Initially, a safety run-in stage was conducted to determine the recommended dose. Then, an interim analysis was performed and showed that of the first 30 patients who were treated (27 at the recommended dose) the approach was safe and effective. The study then enrolled additional patients.2
Findings showed that 192 of 194 patients (99%) who achieved complete remission attained negative minimal residual disease status. At 12 months, their overall event-free survival (EFS) was 73.5% (95% CI, 67.3-80.3). At a median follow-up of 11 months, 43 patients experienced relapse, including CD191/CD221 relapse (n = 24), CD19- /CD221 (n = 16), CD19- /CD22- (n = 1), and unknown (n = 2), for a cumulative risk of 22.2%. Additionally at 6 months, consolidative transplantation and persistent B-cell aplasia were associated with favorable outcomes.
For the 78 patients treated with transplantation, the 12-month EFS was 85.0% (95% CI, 77.2-93.6) while it was 69.2% (95% CI, 60.8-78.8) for the 116 non-transplanted patients (P = .03). All patients with persistent B-cell aplasia (n = 25) at 6 months remained in remission at 12 months.
The 12-month EFS for the 20 patients with isolated testicular relapse was 95.0% (95% CI, 85.9-100). Then for the 10 patients with isolated CNS relapse, 12-month EFS was 68.6% (95% CI, 44.5-100). Regarding safety, cytokine release syndrome was observed in 198 (88.0%) patients, and CAR T-cell neurotoxicity was seen in 47 (20.9%). This resulted in 3 deaths.

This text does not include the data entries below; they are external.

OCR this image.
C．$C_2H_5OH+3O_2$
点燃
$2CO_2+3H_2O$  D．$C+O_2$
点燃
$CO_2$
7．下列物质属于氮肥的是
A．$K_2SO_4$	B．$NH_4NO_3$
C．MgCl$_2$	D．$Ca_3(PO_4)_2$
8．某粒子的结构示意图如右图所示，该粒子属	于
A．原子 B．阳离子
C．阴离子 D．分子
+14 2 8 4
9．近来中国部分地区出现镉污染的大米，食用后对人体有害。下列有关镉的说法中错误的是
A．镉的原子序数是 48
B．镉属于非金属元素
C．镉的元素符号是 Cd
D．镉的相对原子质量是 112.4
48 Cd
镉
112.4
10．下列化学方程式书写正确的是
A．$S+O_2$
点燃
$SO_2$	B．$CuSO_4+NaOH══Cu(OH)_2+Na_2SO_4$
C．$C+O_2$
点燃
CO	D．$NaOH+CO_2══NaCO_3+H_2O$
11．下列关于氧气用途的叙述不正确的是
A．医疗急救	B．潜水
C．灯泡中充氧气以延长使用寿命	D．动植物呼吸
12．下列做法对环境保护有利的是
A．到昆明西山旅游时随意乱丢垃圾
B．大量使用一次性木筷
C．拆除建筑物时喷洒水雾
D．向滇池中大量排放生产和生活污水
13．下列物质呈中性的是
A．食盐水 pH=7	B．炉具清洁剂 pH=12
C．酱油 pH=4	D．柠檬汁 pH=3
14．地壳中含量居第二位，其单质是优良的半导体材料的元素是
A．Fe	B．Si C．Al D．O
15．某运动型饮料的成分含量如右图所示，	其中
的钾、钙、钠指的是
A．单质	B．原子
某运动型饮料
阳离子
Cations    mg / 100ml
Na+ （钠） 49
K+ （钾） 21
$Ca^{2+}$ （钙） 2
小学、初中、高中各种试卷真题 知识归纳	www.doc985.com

Overall, these data show that treatment with CD19-/CD22-CAR T-cell therapy led to relatively durable remission in pediatric patients with relapsed or refractory B-ALL, including patients with isolated or combined EMR.
“This research is evidence of what we can accomplish together and is just the latest example of scientific discoveries our teams can achieve,” added Carlos Rodriguez-Galindo, MD, chair of the St. Jude Department of Global Pediatric Medicine. “The results of this study will bring hope and options for cure to children with refractory leukemia all over the world.”